They cried as they talked about their drug addictions, tears flowing as they waded through their guilt at the pain and turmoil they had caused their families and friends.
They cried as they confronted the waste they’d made of their lives and relived some of the horrific childhood neglect and physical abuse that contributed to their initial drug use. But when they were told they could stop talking, could stop dredging up the memories making them cry, they declined.
“Our first priority was their well-being, so we would offer to stop their interview,” says Rick Dierenfeldt, assistant professor of criminal justice and a member of the University of Tennessee at Chattanooga Department of Social, Cultural and Justice Studies. “But each of them insisted on continuing. You really got the sense that it mattered to them that someone was just willing to listen to them.
“And there was a selflessness about so many of them, too. As we finished the surveys and thanked them for their time, I lost count of the number of people who thanked us for what we were doing and expressed hope that, even if they did not benefit from the study, that other people would.”
In spring 2019, Dierenfeldt and three others in the Social, Cultural and Justice Studies department received a $50,000 grant from the Tennessee Department of Human Services to study drug abuse in rural communities. Working in tandem with the Southeast Tennessee Human Resource Agency, they traveled to three rural counties in Tennessee, where they interviewed 166 people convicted of drug crimes, hoping to get a better handle on the rural drug crisis.
“At this point, I think everyone is very aware of the fact that meth and heroin have swept through rural communities like wildfires,” Dierenfeldt says. “We see the deterioration within the community that comes with these kinds of drug markets—the loss of jobs and income, the closure of businesses, the increase in peripheral crimes and, really, the feeling that you are losing your community and the bonds within it.”
The opioid crisis in Tennessee is so acute that Randy Boyd, interim president of the University of Tennessee system, set up an Opioid Addiction and Response (SOAR) summit in early August to address the issue. Among the attendees were doctors, nurses, law enforcement officers, faith-based leaders, public health experts and addiction survivors. “I was blown away by the magnitude and depth of discussions that we had regarding this important issue,” Boyd wrote after the summit. “Society has harshly judged those who do suffer from addiction, but addiction is not a moral failure.”
While there can be a stereotypical view that people with drug addictions bring it on themselves because they’re too weak or lazy or lack self-control, the situation is far more complex than simple explanations can cover. “It’s easy to place blame entirely on the person and their choices, but at some point we must begin to recognize that all choices depend on context. They don’t occur in a vacuum,” Dierenfeldt says.

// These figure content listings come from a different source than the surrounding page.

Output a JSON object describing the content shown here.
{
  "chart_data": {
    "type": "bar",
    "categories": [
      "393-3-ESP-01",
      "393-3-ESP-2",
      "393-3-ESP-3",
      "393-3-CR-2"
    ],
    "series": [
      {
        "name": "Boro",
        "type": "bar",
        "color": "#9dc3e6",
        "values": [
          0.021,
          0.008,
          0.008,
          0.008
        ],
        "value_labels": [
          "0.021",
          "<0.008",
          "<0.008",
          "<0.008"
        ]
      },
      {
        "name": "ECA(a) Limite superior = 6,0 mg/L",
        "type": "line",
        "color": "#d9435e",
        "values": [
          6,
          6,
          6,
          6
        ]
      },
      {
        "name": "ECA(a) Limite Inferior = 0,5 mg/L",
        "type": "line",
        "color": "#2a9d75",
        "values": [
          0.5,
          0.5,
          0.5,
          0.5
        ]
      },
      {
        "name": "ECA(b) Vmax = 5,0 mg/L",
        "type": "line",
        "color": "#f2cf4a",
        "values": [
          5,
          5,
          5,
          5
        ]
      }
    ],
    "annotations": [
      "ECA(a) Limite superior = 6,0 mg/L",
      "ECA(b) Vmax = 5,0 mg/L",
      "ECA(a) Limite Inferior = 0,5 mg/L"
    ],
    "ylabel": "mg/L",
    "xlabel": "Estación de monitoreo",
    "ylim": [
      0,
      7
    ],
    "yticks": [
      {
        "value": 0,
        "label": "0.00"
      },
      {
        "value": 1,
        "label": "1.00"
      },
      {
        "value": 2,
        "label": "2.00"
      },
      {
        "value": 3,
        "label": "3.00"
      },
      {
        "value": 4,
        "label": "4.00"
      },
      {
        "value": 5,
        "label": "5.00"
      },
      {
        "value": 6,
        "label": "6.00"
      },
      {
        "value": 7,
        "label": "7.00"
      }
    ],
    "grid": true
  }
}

“Nearly all of our offenders have experienced at least one adverse experience during childhood and most experienced several, things like verbal, psychological and physical abuse while growing up in a household marked by domestic violence. Parental incarceration, drug and alcohol abuse and broken families are big contributors as well.”
Among those interviewed:
- 88 percent had used methamphetamine, 72 percent
- non-prescribed opioids, 39 percent heroin.
- More than half said that, when they were children,
- they saw their parents using drugs.
- More than one-third said they’d been physically abused.

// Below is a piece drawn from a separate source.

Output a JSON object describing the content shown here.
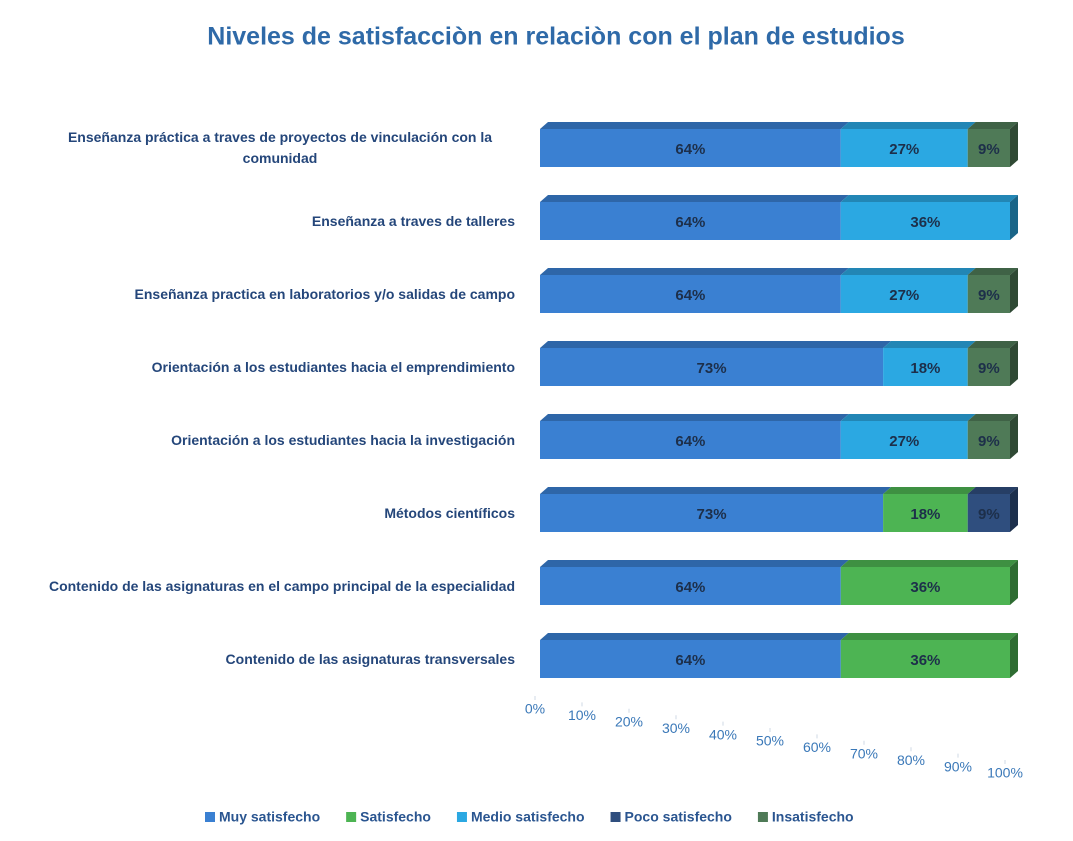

- More than 20 percent had been sexually victimized
- as children, including half of the females.
- About 75 percent suffered from at least one diagnosable mental health problem.

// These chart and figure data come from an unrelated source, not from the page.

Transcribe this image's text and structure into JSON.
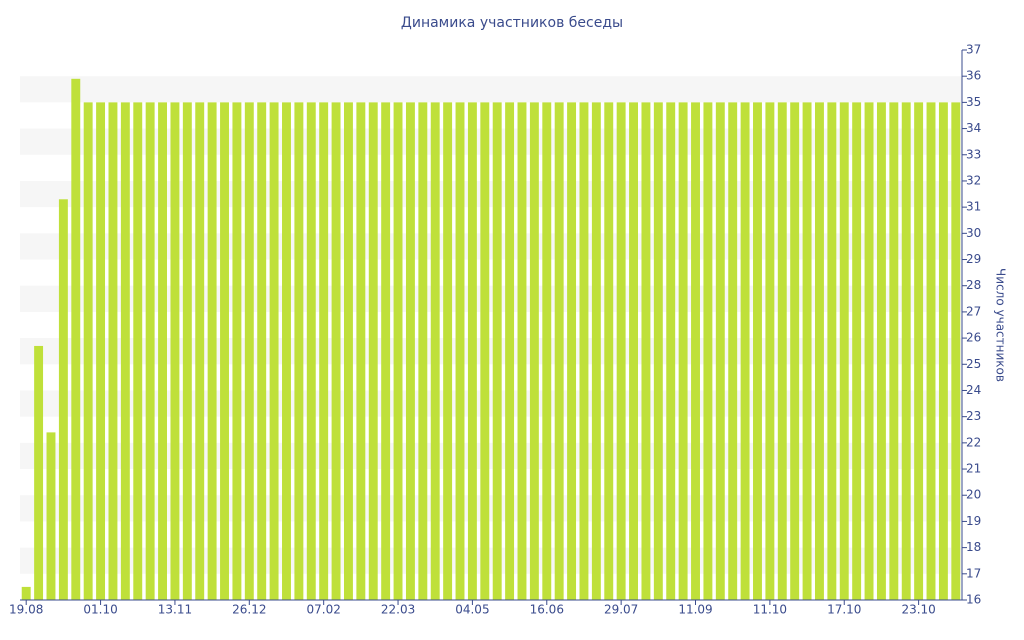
{
  "chart_data": {
    "type": "bar",
    "title": "Динамика участников беседы",
    "y_label": "Число участников",
    "categories": [
      "19.08",
      null,
      null,
      null,
      null,
      null,
      "01.10",
      null,
      null,
      null,
      null,
      null,
      "13.11",
      null,
      null,
      null,
      null,
      null,
      "26.12",
      null,
      null,
      null,
      null,
      null,
      "07.02",
      null,
      null,
      null,
      null,
      null,
      "22.03",
      null,
      null,
      null,
      null,
      null,
      "04.05",
      null,
      null,
      null,
      null,
      null,
      "16.06",
      null,
      null,
      null,
      null,
      null,
      "29.07",
      null,
      null,
      null,
      null,
      null,
      "11.09",
      null,
      null,
      null,
      null,
      null,
      "11.10",
      null,
      null,
      null,
      null,
      null,
      "17.10",
      null,
      null,
      null,
      null,
      null,
      "23.10",
      null,
      null,
      null
    ],
    "values": [
      16.5,
      25.7,
      22.4,
      31.3,
      35.9,
      35,
      35,
      35,
      35,
      35,
      35,
      35,
      35,
      35,
      35,
      35,
      35,
      35,
      35,
      35,
      35,
      35,
      35,
      35,
      35,
      35,
      35,
      35,
      35,
      35,
      35,
      35,
      35,
      35,
      35,
      35,
      35,
      35,
      35,
      35,
      35,
      35,
      35,
      35,
      35,
      35,
      35,
      35,
      35,
      35,
      35,
      35,
      35,
      35,
      35,
      35,
      35,
      35,
      35,
      35,
      35,
      35,
      35,
      35,
      35,
      35,
      35,
      35,
      35,
      35,
      35,
      35,
      35,
      35,
      35,
      35
    ],
    "color": "#bfe03a",
    "ylim": [
      16,
      37
    ],
    "yticks": [
      16,
      17,
      18,
      19,
      20,
      21,
      22,
      23,
      24,
      25,
      26,
      27,
      28,
      29,
      30,
      31,
      32,
      33,
      34,
      35,
      36,
      37
    ],
    "grid": true,
    "y_axis_side": "right"
  }
}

They also discovered that nearly half of those interviewed had no access to a vehicle, making it almost impossible to look for work or, if they had a job, be able to get there on time. Lack of transportation makes it difficult to access any community-based services such as substance abuse or mental health groups, job skills training or anger management counseling. “Given the lack of access they have to appropriate services, considered in tandem with the experiences many of them faced as children, street drugs become a coping mechanism,” Dierenfeldt says.
“The reality is that drugs are symptomatic of other problems in these communities and the lives of the people within them,” he says, so his study was “about identifying those problems.
“Like any other disease, you cannot effectively treat until you accurately diagnose.”
The ultimate goal, Dierenfeldt adds, is to understand which services are available to drug offenders in rural communities, from the services they actually used to the ones they thought would help but didn’t. “I’m not sure I would call it surprising, but it was certainly disheartening to find that rehabilitative services are generally lacking for these folks,” Dierenfeldt says. “Most have access to basic medical services and church services, but that’s it.”